The other day, an exterior API phone call that I was making stopped working since among the worths that I was publishing included a tracking “Absolutely no size room” personality ( u200b). The worth concerned was being passed-through ColdFusion’s indigenous trim() feature; which was plainly not getting rid of this whitespace personality. Because of this, it struck me that I really did not truly recognize which personalities are (and also are not) dealt with by the trim() feature. Therefore, I wished to run an examination.

Among things that I enjoy concerning Lucee CFML is that every one of the resource code is uploaded right there on GitHub. So, if I would like to know exactly how something is functioning under the hood, I can simply go take a look at it. When we take a look at Lucee’s application of the trim() feature, we can see that it is handing control off to Java’s String.trim() technique. As well as, Java’s String.trim() eliminates all ASCII personalities from u0000 approximately (and also consisting of) u0020 (the room personality).

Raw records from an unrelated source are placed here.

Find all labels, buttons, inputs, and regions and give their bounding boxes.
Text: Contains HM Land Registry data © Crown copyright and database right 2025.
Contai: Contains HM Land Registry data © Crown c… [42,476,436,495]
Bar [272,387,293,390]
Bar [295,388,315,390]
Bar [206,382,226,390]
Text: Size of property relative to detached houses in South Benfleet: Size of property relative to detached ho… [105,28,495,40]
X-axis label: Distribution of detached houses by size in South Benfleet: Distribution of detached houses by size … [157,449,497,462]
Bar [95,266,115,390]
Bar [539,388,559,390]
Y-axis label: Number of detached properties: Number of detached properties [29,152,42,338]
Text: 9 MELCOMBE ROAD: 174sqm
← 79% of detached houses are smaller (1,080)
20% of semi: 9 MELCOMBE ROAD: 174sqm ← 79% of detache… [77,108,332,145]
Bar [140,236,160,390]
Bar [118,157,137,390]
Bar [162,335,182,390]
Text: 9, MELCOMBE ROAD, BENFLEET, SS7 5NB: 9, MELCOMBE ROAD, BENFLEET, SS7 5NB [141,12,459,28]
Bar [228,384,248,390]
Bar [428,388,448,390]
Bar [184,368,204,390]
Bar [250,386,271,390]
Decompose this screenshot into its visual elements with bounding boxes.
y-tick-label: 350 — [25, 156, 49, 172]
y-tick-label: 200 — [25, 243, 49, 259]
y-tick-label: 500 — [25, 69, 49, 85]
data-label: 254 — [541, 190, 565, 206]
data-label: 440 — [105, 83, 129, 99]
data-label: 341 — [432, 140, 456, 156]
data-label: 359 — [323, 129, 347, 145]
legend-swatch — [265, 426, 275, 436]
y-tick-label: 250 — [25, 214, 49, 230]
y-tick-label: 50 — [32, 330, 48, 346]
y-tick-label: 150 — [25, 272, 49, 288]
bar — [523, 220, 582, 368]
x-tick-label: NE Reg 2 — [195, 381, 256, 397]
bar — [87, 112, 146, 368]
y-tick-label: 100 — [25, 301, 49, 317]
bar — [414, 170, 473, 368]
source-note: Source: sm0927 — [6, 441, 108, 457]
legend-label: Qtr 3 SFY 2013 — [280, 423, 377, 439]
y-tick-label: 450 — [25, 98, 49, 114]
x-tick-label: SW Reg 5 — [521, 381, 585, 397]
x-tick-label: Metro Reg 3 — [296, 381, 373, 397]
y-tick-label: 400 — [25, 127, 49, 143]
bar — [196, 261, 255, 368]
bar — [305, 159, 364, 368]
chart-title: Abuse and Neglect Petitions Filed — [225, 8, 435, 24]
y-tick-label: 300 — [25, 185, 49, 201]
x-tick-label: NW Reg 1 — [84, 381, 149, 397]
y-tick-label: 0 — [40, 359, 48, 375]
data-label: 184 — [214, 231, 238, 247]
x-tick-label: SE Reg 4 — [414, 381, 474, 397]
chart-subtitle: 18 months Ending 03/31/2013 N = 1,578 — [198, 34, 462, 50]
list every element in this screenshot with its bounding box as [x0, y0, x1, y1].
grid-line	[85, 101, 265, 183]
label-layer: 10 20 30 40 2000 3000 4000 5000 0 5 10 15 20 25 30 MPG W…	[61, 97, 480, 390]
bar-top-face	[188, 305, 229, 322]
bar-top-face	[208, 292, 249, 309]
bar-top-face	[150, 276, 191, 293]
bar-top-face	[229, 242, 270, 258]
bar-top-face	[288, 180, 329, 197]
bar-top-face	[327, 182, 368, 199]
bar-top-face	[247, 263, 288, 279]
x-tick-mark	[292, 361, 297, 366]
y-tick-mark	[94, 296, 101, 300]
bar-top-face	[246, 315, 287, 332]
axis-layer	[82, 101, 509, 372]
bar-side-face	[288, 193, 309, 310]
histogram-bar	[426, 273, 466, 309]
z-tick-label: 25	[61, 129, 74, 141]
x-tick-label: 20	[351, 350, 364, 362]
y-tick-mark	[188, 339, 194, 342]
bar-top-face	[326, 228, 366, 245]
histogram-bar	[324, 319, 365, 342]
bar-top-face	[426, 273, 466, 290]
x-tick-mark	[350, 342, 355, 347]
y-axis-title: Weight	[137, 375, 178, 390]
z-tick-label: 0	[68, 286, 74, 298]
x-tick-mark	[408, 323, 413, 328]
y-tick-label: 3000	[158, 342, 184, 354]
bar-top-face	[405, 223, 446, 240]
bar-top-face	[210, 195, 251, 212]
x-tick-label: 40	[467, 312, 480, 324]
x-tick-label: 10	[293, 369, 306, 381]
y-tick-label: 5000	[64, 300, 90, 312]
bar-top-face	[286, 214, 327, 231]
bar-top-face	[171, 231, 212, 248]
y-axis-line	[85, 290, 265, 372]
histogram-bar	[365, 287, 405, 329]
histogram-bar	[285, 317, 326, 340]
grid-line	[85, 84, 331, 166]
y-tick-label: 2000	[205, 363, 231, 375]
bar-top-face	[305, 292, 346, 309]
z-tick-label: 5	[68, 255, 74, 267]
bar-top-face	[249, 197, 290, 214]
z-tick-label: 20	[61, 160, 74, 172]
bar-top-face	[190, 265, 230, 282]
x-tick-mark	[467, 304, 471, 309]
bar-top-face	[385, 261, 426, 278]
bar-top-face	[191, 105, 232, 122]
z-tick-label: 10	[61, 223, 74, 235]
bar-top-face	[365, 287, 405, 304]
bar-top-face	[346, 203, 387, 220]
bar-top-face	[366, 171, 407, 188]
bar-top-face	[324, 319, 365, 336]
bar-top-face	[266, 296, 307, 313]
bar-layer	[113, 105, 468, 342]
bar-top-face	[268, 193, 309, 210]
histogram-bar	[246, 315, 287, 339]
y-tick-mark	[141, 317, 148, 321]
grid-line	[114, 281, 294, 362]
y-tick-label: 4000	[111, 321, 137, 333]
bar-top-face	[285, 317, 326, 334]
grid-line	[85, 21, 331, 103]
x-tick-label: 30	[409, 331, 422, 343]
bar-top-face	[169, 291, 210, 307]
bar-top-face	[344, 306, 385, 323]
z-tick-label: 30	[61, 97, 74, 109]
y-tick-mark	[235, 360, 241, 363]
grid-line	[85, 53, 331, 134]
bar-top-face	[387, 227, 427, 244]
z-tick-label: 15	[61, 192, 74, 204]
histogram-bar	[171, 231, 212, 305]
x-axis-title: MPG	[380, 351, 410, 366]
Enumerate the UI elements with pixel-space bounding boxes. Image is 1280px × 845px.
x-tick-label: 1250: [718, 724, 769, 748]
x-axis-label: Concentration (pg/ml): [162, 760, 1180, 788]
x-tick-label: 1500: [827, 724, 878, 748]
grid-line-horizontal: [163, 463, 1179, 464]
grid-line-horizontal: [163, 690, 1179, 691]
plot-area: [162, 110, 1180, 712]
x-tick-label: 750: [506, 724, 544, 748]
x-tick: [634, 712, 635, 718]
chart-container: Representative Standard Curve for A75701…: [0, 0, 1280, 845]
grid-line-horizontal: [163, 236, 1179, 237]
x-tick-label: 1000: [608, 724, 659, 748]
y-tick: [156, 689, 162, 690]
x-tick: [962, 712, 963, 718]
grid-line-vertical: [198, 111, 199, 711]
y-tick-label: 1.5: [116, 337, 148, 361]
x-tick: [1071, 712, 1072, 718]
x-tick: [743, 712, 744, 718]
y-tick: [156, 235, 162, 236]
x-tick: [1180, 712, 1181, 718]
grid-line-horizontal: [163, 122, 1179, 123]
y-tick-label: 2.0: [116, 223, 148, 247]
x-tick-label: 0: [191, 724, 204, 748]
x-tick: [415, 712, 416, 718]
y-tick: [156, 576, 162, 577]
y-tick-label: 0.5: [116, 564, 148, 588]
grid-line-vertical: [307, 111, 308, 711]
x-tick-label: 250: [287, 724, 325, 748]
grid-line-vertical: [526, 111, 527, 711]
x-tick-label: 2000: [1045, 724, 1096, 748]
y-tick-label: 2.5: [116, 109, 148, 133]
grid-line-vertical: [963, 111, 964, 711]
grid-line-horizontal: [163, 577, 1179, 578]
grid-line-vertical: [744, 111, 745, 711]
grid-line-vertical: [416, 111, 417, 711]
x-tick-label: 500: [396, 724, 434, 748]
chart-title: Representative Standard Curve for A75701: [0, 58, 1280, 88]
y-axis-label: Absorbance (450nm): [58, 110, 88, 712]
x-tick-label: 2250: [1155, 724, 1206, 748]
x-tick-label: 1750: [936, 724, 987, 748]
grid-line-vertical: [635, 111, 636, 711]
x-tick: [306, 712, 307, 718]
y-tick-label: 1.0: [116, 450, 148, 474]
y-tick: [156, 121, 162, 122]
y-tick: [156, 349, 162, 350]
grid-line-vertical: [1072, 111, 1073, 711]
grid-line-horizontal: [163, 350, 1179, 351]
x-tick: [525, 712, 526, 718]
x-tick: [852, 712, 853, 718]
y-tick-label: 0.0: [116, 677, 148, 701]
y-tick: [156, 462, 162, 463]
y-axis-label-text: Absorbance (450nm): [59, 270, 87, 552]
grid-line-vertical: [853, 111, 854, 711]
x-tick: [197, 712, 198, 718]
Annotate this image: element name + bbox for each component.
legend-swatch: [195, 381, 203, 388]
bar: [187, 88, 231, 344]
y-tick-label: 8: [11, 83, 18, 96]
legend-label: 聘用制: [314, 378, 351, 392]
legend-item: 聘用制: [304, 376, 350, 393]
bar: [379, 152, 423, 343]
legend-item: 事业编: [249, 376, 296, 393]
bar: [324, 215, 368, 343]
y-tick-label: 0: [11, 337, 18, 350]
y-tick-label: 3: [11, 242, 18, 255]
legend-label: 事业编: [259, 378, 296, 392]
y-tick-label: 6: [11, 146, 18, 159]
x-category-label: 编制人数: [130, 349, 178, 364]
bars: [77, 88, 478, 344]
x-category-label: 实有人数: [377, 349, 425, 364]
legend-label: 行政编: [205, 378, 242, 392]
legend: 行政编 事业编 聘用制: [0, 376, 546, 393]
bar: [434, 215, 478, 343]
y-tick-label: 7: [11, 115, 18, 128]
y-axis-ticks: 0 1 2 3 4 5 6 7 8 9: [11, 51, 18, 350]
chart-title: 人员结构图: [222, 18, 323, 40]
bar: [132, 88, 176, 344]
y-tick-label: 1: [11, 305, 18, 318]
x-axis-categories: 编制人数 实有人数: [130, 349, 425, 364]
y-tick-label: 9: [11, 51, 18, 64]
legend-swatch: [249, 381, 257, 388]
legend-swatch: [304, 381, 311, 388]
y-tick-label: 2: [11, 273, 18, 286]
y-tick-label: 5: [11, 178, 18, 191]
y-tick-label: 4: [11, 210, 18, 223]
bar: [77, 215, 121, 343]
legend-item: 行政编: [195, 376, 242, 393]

Certainly, given that Adobe ColdFusion’s code is closed-source, we can not recognize what it is doing. We can just examine it. As well as, do this, I’m gathering every one of the “typical” whitespace personalities and also the non-standard whitespace personalities (that I determined in my text-normalization part) and also I’m knotting over them to see if they endure a phone call to trim():

<< cfscript>>.

testCharacters = [
		// Standard "whitespace" charaters.
		hexToChar( "0009" ), // Tab.
		hexToChar( "0010" ), // Line Break.
		hexToChar( "0013" ), // Carriage Return.
		hexToChar( "0020" ), // Space.

		// Non-stanard "whitespace" characters.
		hexToChar( "00a0" ), // No-Break Space.
		hexToChar( "2000" ), // En Quad (space that is one en wide).
		hexToChar( "2001" ), // Em Quad (space that is one em wide).
		hexToChar( "2002" ), // En Space.
		hexToChar( "2003" ), // Em Space.
		hexToChar( "2004" ), // Thic Space.
		hexToChar( "2005" ), // Mid Space.
		hexToChar( "2006" ), // Six-Per-Em Space.
		hexToChar( "2007" ), // Figure Space.
		hexToChar( "2008" ), // Punctuation Space.
		hexToChar( "2009" ), // Thin Space.
		hexToChar( "200a" ), // Hair Space.
		hexToChar( "200b" ), // Zero Width Space.
		hexToChar( "2028" ), // Line Separator.
		hexToChar( "2029" ), // Paragraph Separator.
		hexToChar( "202f" ), // Narrow No-Break Space.
		hexToChar( "feff" )  // Zero Width No-Break Space.

// For every examination whitespace personality, allow's see if it endures a trim() phone call.
for (c in testCharacters) {

writeOutput( len( trim( c)) );.
writeOutput( "," );.


// -------------------------------------------------------------------------------//.
// -------------------------------------------------------------------------------//.

/ **.
* I transform the offered hex-encoded personality to an ASCII personality.
public string feature hexToChar( needed string hexEncoded) {

return( chr( inputBaseN( hexEncoded, 16)) );.



As you can see, I begin with our 4 most typical control-characters and also areas; and afterwards, I adhere to with a selection of various other unusual whitespace personalities. When we run this code in either Lucee CFML or Adobe ColdFusion, we obtain the very same result:

 0, 0, 0, 0,.
1, 1, 1, 1, 1, 1, 1, 1, 1, 1, 1, 1, 1, 1, 1, 1, 1.

As you can see, the very first 4 examination personalities (Tab, Line-Break, Carriage Return, Area) were all eliminated by the trim() feature - which matches what Java's String.trim() feature is recorded to do. As well as, every one of the various other unusual whitespace personalities stay. Because of this, I believe it would certainly be reasonable to presume that Adobe ColdFusion's trim() feature is most likely likewise handing control off to Java's String.trim() application. Which indicates that both CFML engines just get rid of personalities u0000 approximately and also consisting of u0020 in their trim() feature executions.